Sustainability is not optional
Monday, April 17th, 2006Well, not unless you want to be sent back to the stone age. I was listening to a forum from the Brisbane Ideas Festival that was broadcast on Radio National’s By Design. Professor of Sociology Frank Furedi, who was part of the panel had this to say about sustainability:
Well I think there are maths, and there are maths and the way I look at it is that from and environmentalists perspective another human being is another consumer, and extra mouth to feed. From and humanist point of view, another person is an extra pair of hands that can do things and more brain cells that can solve problems. So, I welcome more people on this planet of ours, and I think that’s on balance, and positive thing. Ever since Malthusianism began in the 18th century people have been predicting that as more people come on the globe, the planet will be destroyed, but I think that’s just a loss of faith in our humanity.
I also have to put in a good word for unsustainability, I think unsustainability is not always a bad thing. Over the history of human civilization we’ve transformed ourselves, we’ve transformed ourselves and the world, and we discovered that things that could be done at one point could no longer be done later on. That’s not always a bad thing. Sometimes it is, but its not always a bad thing because we discover new materials, we discover new ways of doing things. We can now live in parts of the world that we couldn’t a long long long time ago, and contrary to current myths, that the world is becoming more and more a dangerous, destructive place, actually we are much more able to deal with our nature and the nature out there than before. Most important of all, we are much more sensitive in the 21st century to the rhythms of nature than people back a long long time ago despite all the ideas about how people close to the earth understood what was going on and I think we gotta get real and look to the future and be a teeny bit more optimistic.
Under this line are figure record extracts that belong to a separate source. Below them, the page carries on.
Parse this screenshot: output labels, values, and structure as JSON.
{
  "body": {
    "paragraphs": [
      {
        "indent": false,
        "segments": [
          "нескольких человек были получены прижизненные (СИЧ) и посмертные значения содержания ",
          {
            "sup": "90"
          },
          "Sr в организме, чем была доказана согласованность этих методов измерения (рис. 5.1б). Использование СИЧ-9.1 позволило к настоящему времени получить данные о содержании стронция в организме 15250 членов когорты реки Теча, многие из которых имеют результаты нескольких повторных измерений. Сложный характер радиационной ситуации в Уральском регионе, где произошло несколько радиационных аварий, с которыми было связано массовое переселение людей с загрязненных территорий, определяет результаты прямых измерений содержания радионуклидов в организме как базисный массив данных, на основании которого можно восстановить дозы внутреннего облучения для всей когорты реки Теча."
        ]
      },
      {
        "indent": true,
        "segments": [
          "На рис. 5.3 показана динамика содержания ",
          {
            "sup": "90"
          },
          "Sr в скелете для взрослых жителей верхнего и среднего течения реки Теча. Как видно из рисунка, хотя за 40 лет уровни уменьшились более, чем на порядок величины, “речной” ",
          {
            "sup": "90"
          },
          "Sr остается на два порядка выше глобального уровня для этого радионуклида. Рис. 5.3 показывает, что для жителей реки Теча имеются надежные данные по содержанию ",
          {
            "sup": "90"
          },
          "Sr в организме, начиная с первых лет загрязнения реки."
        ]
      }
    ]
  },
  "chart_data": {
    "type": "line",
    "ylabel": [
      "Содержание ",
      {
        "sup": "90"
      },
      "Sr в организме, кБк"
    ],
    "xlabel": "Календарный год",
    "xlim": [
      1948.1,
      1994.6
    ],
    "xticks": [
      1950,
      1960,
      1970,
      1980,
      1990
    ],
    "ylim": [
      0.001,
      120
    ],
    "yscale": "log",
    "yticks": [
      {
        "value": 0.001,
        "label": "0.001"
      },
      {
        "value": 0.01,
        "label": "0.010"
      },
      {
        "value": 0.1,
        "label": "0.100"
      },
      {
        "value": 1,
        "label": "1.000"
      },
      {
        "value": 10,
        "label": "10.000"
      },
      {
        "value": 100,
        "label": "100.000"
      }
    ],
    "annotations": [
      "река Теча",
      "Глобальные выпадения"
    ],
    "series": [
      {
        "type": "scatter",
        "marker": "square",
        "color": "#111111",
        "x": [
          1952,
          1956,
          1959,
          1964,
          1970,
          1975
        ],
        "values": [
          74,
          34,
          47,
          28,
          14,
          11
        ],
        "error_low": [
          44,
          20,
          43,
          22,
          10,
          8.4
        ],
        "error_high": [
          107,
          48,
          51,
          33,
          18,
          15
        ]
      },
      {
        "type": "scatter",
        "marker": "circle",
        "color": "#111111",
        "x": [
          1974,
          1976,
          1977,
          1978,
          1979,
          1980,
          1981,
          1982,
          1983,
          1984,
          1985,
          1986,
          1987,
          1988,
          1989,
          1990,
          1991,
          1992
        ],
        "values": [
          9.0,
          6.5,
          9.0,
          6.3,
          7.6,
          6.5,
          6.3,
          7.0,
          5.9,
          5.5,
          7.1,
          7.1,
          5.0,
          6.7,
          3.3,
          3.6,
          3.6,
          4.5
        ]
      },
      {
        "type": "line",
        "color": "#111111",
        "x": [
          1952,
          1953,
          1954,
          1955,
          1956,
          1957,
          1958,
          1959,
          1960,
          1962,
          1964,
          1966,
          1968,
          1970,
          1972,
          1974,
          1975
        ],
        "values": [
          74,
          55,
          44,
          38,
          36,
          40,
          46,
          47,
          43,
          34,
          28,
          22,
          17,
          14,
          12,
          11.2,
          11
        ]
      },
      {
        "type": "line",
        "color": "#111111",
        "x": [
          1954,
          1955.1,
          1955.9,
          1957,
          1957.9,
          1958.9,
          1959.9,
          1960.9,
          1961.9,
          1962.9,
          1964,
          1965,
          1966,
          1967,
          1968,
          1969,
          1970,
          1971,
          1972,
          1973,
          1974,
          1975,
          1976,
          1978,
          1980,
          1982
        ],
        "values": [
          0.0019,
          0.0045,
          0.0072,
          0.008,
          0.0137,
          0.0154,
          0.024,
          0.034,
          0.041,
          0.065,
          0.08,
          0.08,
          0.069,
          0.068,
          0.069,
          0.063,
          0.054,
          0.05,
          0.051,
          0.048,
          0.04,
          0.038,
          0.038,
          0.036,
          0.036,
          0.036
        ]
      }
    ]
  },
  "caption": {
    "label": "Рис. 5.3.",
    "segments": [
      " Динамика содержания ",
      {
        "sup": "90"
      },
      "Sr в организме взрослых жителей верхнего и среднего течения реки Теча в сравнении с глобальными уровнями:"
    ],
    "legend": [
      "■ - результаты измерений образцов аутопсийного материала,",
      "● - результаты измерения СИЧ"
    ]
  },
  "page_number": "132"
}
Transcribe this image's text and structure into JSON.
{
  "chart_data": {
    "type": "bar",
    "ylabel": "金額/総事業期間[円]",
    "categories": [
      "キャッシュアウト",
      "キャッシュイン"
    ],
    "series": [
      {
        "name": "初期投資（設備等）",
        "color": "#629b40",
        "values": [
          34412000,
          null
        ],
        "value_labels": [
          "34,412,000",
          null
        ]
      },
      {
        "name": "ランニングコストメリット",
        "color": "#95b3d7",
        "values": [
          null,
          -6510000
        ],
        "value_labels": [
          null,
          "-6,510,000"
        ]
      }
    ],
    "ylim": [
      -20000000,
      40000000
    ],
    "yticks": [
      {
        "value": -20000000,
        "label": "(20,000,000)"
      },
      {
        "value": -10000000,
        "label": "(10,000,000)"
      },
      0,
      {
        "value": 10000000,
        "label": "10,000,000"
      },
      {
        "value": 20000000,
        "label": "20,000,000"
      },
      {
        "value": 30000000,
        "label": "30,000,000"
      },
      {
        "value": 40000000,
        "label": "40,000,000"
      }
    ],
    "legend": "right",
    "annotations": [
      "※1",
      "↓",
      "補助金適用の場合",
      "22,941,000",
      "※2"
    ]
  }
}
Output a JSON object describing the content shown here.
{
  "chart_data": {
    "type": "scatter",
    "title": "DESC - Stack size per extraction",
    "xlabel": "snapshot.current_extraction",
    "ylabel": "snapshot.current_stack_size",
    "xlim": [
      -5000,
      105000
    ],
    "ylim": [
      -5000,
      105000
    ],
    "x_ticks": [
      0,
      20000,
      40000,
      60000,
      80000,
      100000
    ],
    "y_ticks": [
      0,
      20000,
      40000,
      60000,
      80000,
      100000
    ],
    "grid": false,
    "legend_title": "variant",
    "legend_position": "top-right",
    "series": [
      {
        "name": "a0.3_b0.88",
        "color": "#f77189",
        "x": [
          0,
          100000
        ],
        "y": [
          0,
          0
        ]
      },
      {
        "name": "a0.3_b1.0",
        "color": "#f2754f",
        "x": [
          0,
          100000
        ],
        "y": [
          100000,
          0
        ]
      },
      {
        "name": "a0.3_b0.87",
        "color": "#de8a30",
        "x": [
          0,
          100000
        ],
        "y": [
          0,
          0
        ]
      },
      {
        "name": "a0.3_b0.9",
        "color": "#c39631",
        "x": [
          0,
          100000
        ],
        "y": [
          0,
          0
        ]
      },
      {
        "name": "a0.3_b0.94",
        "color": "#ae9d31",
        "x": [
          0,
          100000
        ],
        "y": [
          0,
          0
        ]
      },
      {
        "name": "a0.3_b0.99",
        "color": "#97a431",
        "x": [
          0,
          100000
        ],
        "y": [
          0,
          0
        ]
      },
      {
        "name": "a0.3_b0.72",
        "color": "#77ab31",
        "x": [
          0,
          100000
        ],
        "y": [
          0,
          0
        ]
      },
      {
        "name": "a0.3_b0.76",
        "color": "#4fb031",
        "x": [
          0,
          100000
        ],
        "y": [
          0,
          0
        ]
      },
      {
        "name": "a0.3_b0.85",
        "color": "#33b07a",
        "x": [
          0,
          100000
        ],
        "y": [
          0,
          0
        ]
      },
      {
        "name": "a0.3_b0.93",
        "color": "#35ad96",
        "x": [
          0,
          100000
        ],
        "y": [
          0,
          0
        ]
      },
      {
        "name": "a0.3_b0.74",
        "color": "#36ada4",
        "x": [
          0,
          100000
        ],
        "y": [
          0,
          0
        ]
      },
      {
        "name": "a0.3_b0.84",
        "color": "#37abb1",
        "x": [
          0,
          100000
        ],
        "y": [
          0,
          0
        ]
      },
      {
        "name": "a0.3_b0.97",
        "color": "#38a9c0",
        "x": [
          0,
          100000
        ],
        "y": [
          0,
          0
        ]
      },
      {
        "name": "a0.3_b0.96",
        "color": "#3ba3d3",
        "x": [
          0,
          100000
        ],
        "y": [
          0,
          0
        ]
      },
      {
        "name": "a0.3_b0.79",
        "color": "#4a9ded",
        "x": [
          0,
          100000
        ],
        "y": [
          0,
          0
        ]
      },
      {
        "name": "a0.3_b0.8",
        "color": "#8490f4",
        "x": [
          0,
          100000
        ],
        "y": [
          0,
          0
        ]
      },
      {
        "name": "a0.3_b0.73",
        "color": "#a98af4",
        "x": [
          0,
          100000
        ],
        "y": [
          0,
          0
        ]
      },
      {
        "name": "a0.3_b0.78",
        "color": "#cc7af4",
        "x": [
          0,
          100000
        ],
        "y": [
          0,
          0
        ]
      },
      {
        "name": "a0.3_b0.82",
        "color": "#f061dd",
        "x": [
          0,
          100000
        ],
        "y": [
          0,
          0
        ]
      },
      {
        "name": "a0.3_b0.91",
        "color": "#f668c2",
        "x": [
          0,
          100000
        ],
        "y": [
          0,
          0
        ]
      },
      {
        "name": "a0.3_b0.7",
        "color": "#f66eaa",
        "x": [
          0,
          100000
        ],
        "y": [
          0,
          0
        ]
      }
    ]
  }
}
I really can’t work out which team this guy is batting for. There is a big difference between optimism and sticking you’re head in the sand. Why wait until some critical resource shortage or environmental problem, caused by our unsustainable ways, backs us into a corner before doing something about it. Surely someone with such faith in humanity would be an advocate of this. As for more people on the planet, lets get the existing 3 billion people who are living in squalor actually contributing to society before engaging on a program of population expansion.